Dopo l’incidente mortale la procura mise i sigilli all’impianto perché privo dei dispositivi di sicurezza: un sequestro quindi motivato non da problemi legati all’inquinamento, ma alla sicurezza degli operai. Per il pm De Luca, i dirigenti dell’allora Ilva “omettevano di collocare e far collocare impianti, apparecchi e segnali atti a prevenire infortuni sul lavoro” e in particolare contestava l’assenza di protezioni “idonee a garantire l’incolumità dei lavoratori presso l’Altoforno 2, nonché di qualunque altro strumento atto a garantire la sicurezza in caso di proiezioni di materiale incandescente dalla bocca di colata dell’altoforno nonché idonee strumentazioni volte al prelievo della ghisa per la misurazione della temperatura tali da limitare o garantire la relativa operazione che allo stato veniva svolta a distanza ravvicinata”. 

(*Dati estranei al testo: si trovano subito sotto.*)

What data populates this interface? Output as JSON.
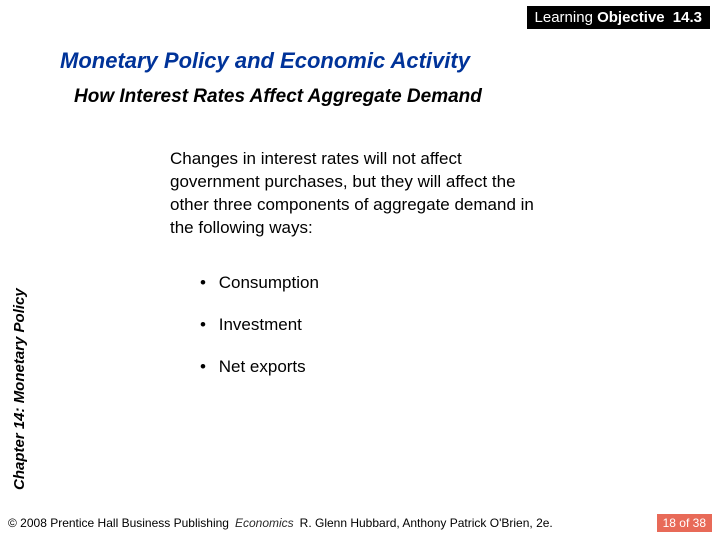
{
  "lo_badge": {
    "label": "Learning",
    "label2": "Objective",
    "number": "14.3"
  },
  "title": "Monetary Policy and Economic Activity",
  "subtitle": "How Interest Rates Affect Aggregate Demand",
  "body": "Changes in interest rates will not affect government purchases, but they will affect the other three components of aggregate demand in the following ways:",
  "bullets": [
    "Consumption",
    "Investment",
    "Net exports"
  ],
  "chapter_label": "Chapter 14:  Monetary Policy",
  "footer": {
    "publisher": "© 2008 Prentice Hall Business Publishing",
    "book_title": "Economics",
    "authors": "R. Glenn Hubbard, Anthony Patrick O'Brien, 2e.",
    "page_current": "18",
    "page_of": "of",
    "page_total": "38"
  },
  "colors": {
    "title_color": "#003399",
    "lo_bg": "#000000",
    "lo_fg": "#ffffff",
    "page_badge_bg": "#e86a58",
    "page_badge_fg": "#ffffff",
    "text": "#000000"
  }
}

Non solo. Il magistrato all’epoca evidenziò anche “l’assenza di qualsivoglia barriera protettiva idonea a scongiurare eventi lesivi” che quindi, insieme alle altre condotte omissive avrebbero contribuito a determinare “la realizzazione dell’infortunio mortale occorso a Morricella Alessandro”. Ma in quel periodo delicato, l’Altoforno 2 era l’unica linea in grado di garantire la produzione dell’Ilva: bloccare l’Afo2 significare bloccare l’Ilva. E così il governo, guidato allora da Matteo Renzi, neutralizzò l’azione magistratura con un decreto che permetteva all’azienda di continuare a utilizzare l’impianto nonostante il rischio per gli operai.

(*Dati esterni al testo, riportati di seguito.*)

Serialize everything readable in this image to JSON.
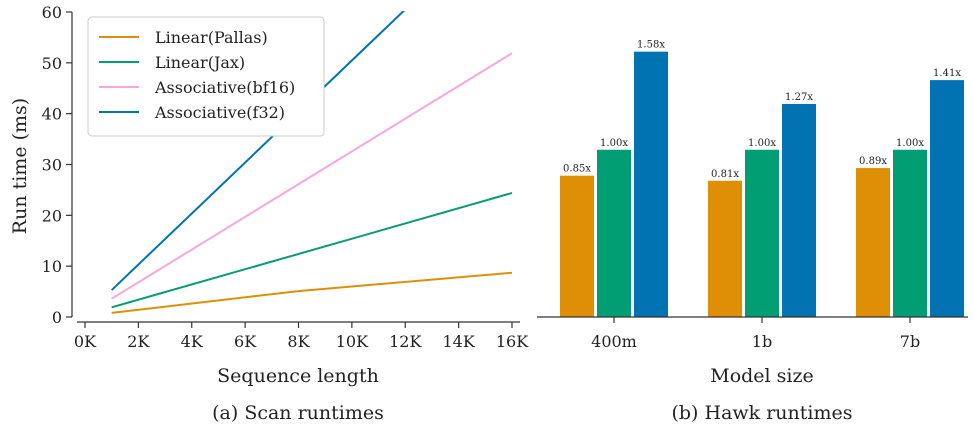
{
  "chart_data": [
    {
      "type": "line",
      "caption": "(a)  Scan runtimes",
      "xlabel": "Sequence length",
      "ylabel": "Run time (ms)",
      "xlim": [
        0,
        16000
      ],
      "ylim": [
        0,
        60
      ],
      "xticks": [
        0,
        2000,
        4000,
        6000,
        8000,
        10000,
        12000,
        14000,
        16000
      ],
      "xtick_labels": [
        "0K",
        "2K",
        "4K",
        "6K",
        "8K",
        "10K",
        "12K",
        "14K",
        "16K"
      ],
      "yticks": [
        0,
        10,
        20,
        30,
        40,
        50,
        60
      ],
      "ytick_labels": [
        "0",
        "10",
        "20",
        "30",
        "40",
        "50",
        "60"
      ],
      "grid": false,
      "legend_position": "top-left",
      "series": [
        {
          "name": "Linear(Pallas)",
          "color": "#de8f05",
          "x": [
            1000,
            8000,
            16000
          ],
          "y": [
            0.8,
            5.1,
            8.7
          ]
        },
        {
          "name": "Linear(Jax)",
          "color": "#029e73",
          "x": [
            1000,
            16000
          ],
          "y": [
            1.9,
            24.4
          ]
        },
        {
          "name": "Associative(bf16)",
          "color": "#f7a8d8",
          "x": [
            1000,
            16000
          ],
          "y": [
            3.6,
            51.9
          ]
        },
        {
          "name": "Associative(f32)",
          "color": "#0173b2",
          "x": [
            1000,
            12000
          ],
          "y": [
            5.3,
            60.5
          ]
        }
      ]
    },
    {
      "type": "bar",
      "caption": "(b)  Hawk runtimes",
      "xlabel": "Model size",
      "categories": [
        "400m",
        "1b",
        "7b"
      ],
      "ylim": [
        0,
        60
      ],
      "grid": false,
      "colors": [
        "#de8f05",
        "#029e73",
        "#0173b2"
      ],
      "series": [
        {
          "values": [
            27.8,
            26.8,
            29.3
          ],
          "labels": [
            "0.85x",
            "0.81x",
            "0.89x"
          ]
        },
        {
          "values": [
            32.9,
            32.9,
            32.9
          ],
          "labels": [
            "1.00x",
            "1.00x",
            "1.00x"
          ]
        },
        {
          "values": [
            52.2,
            41.9,
            46.6
          ],
          "labels": [
            "1.58x",
            "1.27x",
            "1.41x"
          ]
        }
      ]
    }
  ]
}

Poco dopo il gip Martino Rosati, su richiesta della procura guidata all’epoca dal procuratore Franco Sebastio, sollevò la questione di legittimità e spiegando che il decreto violava diversi articoli della Costituzione. Il giudice Rosati censurò l’operato del Governo denunciando le lacune presenti nel provvedimento varato “in tutta fretta” solo per bloccare la magistratura. Il blocco di quella linea produttiva, infatti, avrebbe comportato all’epoca il fermo totale della fabbrica. “È oggi consentito per legge – scrisse il magistrato – che un’azienda, se d’interesse strategico nazionale, possa continuare a svolgere la propria attività anche quando tale esercizio sia suscettibile di aggravare o protrarre le conseguenze di un reato” soltanto “limitandosi a predisporre e comunicare un piano di interventi ad alcuni enti pubblici, che non possono nemmeno sindacarne contenuti ed attuazione”.

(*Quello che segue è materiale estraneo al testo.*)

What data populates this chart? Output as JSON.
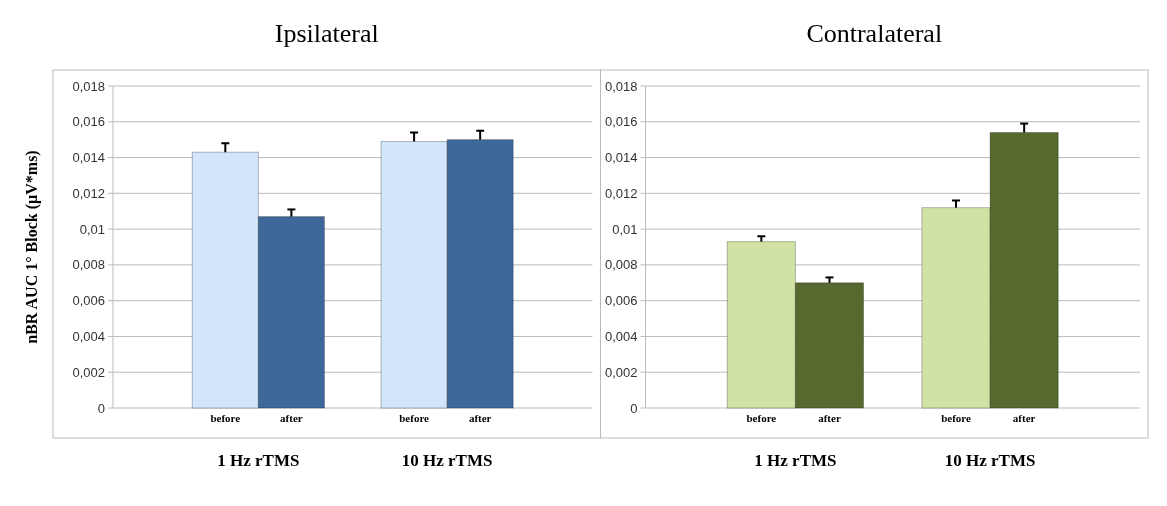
{
  "chart_data": [
    {
      "type": "bar",
      "title": "Ipsilateral",
      "ylabel": "nBR AUC 1° Block (µV*ms)",
      "categories": [
        "1 Hz rTMS",
        "10 Hz rTMS"
      ],
      "series": [
        {
          "name": "before",
          "color": "#d3e5fa",
          "values": [
            0.0143,
            0.0149
          ],
          "errors": [
            0.0005,
            0.0005
          ]
        },
        {
          "name": "after",
          "color": "#3e689a",
          "values": [
            0.0107,
            0.015
          ],
          "errors": [
            0.0004,
            0.0005
          ]
        }
      ],
      "ylim": [
        0,
        0.018
      ],
      "yticks": [
        0,
        {
          "value": 0.002,
          "label": "0,002"
        },
        {
          "value": 0.004,
          "label": "0,004"
        },
        {
          "value": 0.006,
          "label": "0,006"
        },
        {
          "value": 0.008,
          "label": "0,008"
        },
        {
          "value": 0.01,
          "label": "0,01"
        },
        {
          "value": 0.012,
          "label": "0,012"
        },
        {
          "value": 0.014,
          "label": "0,014"
        },
        {
          "value": 0.016,
          "label": "0,016"
        },
        {
          "value": 0.018,
          "label": "0,018"
        }
      ],
      "grid": "y"
    },
    {
      "type": "bar",
      "title": "Contralateral",
      "categories": [
        "1 Hz rTMS",
        "10 Hz rTMS"
      ],
      "series": [
        {
          "name": "before",
          "color": "#d1e2a5",
          "values": [
            0.0093,
            0.0112
          ],
          "errors": [
            0.0003,
            0.0004
          ]
        },
        {
          "name": "after",
          "color": "#56692e",
          "values": [
            0.007,
            0.0154
          ],
          "errors": [
            0.0003,
            0.0005
          ]
        }
      ],
      "ylim": [
        0,
        0.018
      ],
      "yticks": [
        0,
        {
          "value": 0.002,
          "label": "0,002"
        },
        {
          "value": 0.004,
          "label": "0,004"
        },
        {
          "value": 0.006,
          "label": "0,006"
        },
        {
          "value": 0.008,
          "label": "0,008"
        },
        {
          "value": 0.01,
          "label": "0,01"
        },
        {
          "value": 0.012,
          "label": "0,012"
        },
        {
          "value": 0.014,
          "label": "0,014"
        },
        {
          "value": 0.016,
          "label": "0,016"
        },
        {
          "value": 0.018,
          "label": "0,018"
        }
      ],
      "grid": "y"
    }
  ]
}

A marzo 2018, i giudici della Corte Costituzionale diedero ragione ai magistrati tarantini affermando che il Governo Renzi aveva tutelato esclusivamente la produzione e sacrificato il diritto alla salute e alla vita. A differenza del Salva Ilva varato nel 2012, in cui vi era un bilanciamento di diritti, nel 2015 “il legislatore non ha rispettato – scrivevano i magistrati della Consulta – l’esigenza di bilanciare in modo ragionevole e proporzionato tutti gli interessi costituzionali rilevanti, incorrendo in un vizio di illegittimità costituzionale per non aver tenuto in adeguata considerazione le esigenze di tutela della salute, sicurezza e incolumità dei lavoratori, a fronte di situazioni che espongono questi ultimi a rischio della stessa vita”.

Ora l’ultimo atto della vicenda. I vertici della fabbrica hanno chiesto la rimozione del sequestro che formalmente era ancora presente, ma il gip Pompeo Carriere ha rigettato la richiesta: una relazione del custode giudiziario Barbara Valenzano ha infatti chiarito che le prescrizioni imposte allora dalla procura non sono state realizzate oppure non sono adeguate e sufficienti a garantire la sicurezza degli operai. Da qui la notifica ad Arcelor per dare il via alle operazioni di spegnimento dell’altoforno 2. Un’operazione, quest’ultima, che ovviamente non sarà immediata: servirà seguire un cronoprogramma fino alla disattivazione dell’impianto in cui morì Morricella, sempre che nel frattempo non intervengano fatti nuovi. In tal senso, non è peregrino pensare che l’azienda, d’intesa con i commissari, presenti un’ulteriore istanza alla Procura di Taranto con cui prospettare l’adempimento delle operazioni necessarie alla messa in sicurezza.